Gollub has spent the last years trying to get a new Klan group going, with most of his efforts ending in disappointment. This summer, he announced plans to march in three Mississippi cities with a phalanx of his Royal Confederate Knights. In the event, he actually showed up in only two of those cities, accompanied by just three followers.
Afterward, said he would lead the Klan in three Alabama marches this December. When he learned that one of those marches would conflict with a Christmas parade, he said he was willing to reschedule.
Is That Wolfgang or Andy?
Andrew Britt Greenbaum was a bright, high-achieving high school student living in the predominantly Jewish suburb of Westwood, outside Boston, when he ran for class president on an explicitly racist platform and launched a tiny anti-Semitic hate group on the Internet that he called the Knights of Freedom.
Within days of graduating high school in 1996, the one-time chess whiz of his parents’ neighborhood legally changed his name to hide his partly Jewish heritage. If the appellation Davis Wolfgang Hawke left any doubts as to his politics, the SS suits he liked to dress up in did not. His Wofford College dormitory room in South Carolina was draped with National Socialist flags, and he sold swastika armbands.
The architect of the “Ministry of Racial Unity” was not shy.
“We must all carry with us in our hearts this knowledge, that the dreams of Adolf Hitler have not faded away, but are just as alive today as they were years ago! The German army was defeated on the battlefield, but the ideals of Adolf Hitler live on in the hearts and souls of those who now carry the torch of the Aryan peoples,” Hawke told supporters who called him “the chosen one.”
Hawke’s Net-based group, renamed the American Nationalist Party in its last moments of life, eventually claimed more than 100 adherents. But it collapsed in along with his make-believe ethnicity after the Intelligence Report described his Jewish heritage.

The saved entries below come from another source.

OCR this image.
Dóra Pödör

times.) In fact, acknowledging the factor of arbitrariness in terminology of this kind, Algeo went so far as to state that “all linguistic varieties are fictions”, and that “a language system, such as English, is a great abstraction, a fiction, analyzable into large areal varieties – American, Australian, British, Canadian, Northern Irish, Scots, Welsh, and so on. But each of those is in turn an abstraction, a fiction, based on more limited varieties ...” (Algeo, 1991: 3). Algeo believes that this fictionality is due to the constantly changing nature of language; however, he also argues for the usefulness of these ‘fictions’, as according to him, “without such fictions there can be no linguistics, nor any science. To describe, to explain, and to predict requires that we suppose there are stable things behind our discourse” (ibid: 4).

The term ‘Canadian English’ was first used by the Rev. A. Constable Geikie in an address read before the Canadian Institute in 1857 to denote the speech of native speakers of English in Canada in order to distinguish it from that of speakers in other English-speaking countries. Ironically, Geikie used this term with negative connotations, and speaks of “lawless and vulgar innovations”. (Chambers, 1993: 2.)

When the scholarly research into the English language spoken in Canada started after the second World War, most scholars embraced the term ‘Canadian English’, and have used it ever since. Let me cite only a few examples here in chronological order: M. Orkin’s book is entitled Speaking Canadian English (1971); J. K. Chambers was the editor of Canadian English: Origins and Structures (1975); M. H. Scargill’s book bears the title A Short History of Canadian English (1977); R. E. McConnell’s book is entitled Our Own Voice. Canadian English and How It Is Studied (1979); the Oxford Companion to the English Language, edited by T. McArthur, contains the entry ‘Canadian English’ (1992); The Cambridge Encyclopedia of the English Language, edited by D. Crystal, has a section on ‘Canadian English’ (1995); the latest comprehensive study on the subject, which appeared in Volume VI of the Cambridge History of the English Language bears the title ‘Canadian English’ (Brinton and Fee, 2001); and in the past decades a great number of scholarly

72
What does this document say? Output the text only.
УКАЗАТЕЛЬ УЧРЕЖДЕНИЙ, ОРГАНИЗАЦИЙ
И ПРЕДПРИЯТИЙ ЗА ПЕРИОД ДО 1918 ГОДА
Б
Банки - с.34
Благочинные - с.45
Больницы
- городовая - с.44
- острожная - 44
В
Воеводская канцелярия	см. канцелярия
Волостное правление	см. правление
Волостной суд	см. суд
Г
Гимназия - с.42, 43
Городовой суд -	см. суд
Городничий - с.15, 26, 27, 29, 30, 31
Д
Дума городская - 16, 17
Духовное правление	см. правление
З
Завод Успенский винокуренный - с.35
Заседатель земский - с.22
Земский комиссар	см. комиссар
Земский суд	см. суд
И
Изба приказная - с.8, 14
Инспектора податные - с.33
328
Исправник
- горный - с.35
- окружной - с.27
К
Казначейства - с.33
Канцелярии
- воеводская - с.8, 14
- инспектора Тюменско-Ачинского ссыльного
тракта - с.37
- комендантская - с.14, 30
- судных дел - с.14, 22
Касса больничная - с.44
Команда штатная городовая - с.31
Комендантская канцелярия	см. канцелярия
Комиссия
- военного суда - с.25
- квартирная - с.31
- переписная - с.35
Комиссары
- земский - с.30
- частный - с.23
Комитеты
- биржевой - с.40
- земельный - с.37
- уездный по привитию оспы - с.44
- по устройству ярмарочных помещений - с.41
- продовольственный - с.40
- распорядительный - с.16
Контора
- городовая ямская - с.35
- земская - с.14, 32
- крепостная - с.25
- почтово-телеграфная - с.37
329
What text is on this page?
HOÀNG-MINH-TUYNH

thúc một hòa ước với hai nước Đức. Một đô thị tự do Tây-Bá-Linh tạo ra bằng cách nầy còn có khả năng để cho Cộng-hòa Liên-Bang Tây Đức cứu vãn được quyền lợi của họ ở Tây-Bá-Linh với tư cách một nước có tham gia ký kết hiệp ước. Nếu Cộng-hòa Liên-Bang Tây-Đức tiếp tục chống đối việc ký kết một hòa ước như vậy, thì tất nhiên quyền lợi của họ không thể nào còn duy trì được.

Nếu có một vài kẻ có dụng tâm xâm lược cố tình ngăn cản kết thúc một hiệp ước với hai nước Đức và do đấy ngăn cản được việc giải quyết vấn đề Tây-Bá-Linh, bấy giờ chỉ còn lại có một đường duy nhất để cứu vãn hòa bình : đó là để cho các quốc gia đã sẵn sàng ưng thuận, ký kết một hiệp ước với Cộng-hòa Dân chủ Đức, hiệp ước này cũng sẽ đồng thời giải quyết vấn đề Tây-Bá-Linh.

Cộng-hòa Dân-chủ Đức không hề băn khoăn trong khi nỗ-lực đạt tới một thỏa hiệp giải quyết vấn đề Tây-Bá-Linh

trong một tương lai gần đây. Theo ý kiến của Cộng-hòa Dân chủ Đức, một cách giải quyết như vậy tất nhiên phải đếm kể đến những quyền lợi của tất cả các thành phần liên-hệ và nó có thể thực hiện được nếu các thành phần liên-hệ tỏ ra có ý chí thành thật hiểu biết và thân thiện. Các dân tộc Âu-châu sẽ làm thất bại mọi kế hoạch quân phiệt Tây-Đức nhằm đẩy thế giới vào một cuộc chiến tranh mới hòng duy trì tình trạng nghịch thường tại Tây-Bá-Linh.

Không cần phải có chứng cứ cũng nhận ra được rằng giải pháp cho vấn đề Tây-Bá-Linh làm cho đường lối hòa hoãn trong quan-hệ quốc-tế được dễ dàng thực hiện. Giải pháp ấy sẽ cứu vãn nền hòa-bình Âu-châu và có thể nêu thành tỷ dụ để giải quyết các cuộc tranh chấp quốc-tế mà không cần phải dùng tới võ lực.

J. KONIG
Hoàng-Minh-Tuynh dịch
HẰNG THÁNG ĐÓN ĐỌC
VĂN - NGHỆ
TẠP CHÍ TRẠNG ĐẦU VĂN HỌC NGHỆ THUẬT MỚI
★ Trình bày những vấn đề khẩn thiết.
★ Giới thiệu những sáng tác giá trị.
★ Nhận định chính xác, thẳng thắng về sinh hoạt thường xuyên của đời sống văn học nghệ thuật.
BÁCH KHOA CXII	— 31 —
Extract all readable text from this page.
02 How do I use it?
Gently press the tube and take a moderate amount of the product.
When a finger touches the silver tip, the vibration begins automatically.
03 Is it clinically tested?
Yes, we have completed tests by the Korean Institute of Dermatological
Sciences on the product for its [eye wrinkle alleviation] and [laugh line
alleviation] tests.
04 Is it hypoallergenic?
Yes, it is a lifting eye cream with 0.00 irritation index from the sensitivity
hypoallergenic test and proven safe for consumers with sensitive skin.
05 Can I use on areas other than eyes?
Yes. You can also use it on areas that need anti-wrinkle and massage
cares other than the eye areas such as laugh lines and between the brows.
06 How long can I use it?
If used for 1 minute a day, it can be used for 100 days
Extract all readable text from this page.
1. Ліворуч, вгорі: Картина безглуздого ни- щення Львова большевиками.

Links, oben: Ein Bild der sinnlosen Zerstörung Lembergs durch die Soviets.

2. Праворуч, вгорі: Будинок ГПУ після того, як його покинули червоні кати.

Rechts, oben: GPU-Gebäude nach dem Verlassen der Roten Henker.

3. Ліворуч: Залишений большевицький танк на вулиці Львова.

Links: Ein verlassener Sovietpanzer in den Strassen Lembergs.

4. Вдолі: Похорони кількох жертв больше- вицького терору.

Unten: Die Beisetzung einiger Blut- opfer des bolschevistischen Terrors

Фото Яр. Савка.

His one last bid for attention disintegrated into ignominy when, after promising a march of thousands of neo-Nazis in Washington, D.C., just four people showed up — not including the wannabe führer of Wofford College.
“He’s a chicken,” his mother, Peggy Greenbaum, told a reporter.
Greenbaum, who was labeled a “race traitor” by her son, told the Intelligence Report at the time that she had had no idea of her son’s neo-Nazism. Weeping, she recalled how her nerdy boy had been taunted as a “kike” at school and was even beaten by classmates jealous of his good grades.
“I just don’t know where it came from,” she said of the 20-year-old who earlier bragged to the Report that he intended to become the “absolute, supreme dictator” of the United States.
“He seems to be so full of hate and so power-hungry. … I just don’t want him to hurt anyone.”
Like other young people drawn to hate groups, Hawke was impressed by the power of Nazi martial regalia and its message of violence. The rest of what drove him to reject his parents and recommend their extermination may never be known.
Today, Gale and Burros are dead, Gollub is trying against all odds to rehabilitate himself in the world of the Klan, and Hawke has vanished without a trace from the public arena. But the story of hypocritical hate did not begin with Bill Gale, and it surely will not end with Gollub or Hawke.
For an entire millennium — from the 8th to the 18th century — Jewish converts to Christianity were among the leading advocates of forcibly converting their former brethren and of burning the Talmud, the text of rabbinical commentaries on Jewish law. In the early 20th century, there were numerous converted Jews who also made careers out of attacking their former co-religionists.
As long as there is religious and ethnic hatred in this world, there will be members of oppressed groups who turn on themselves.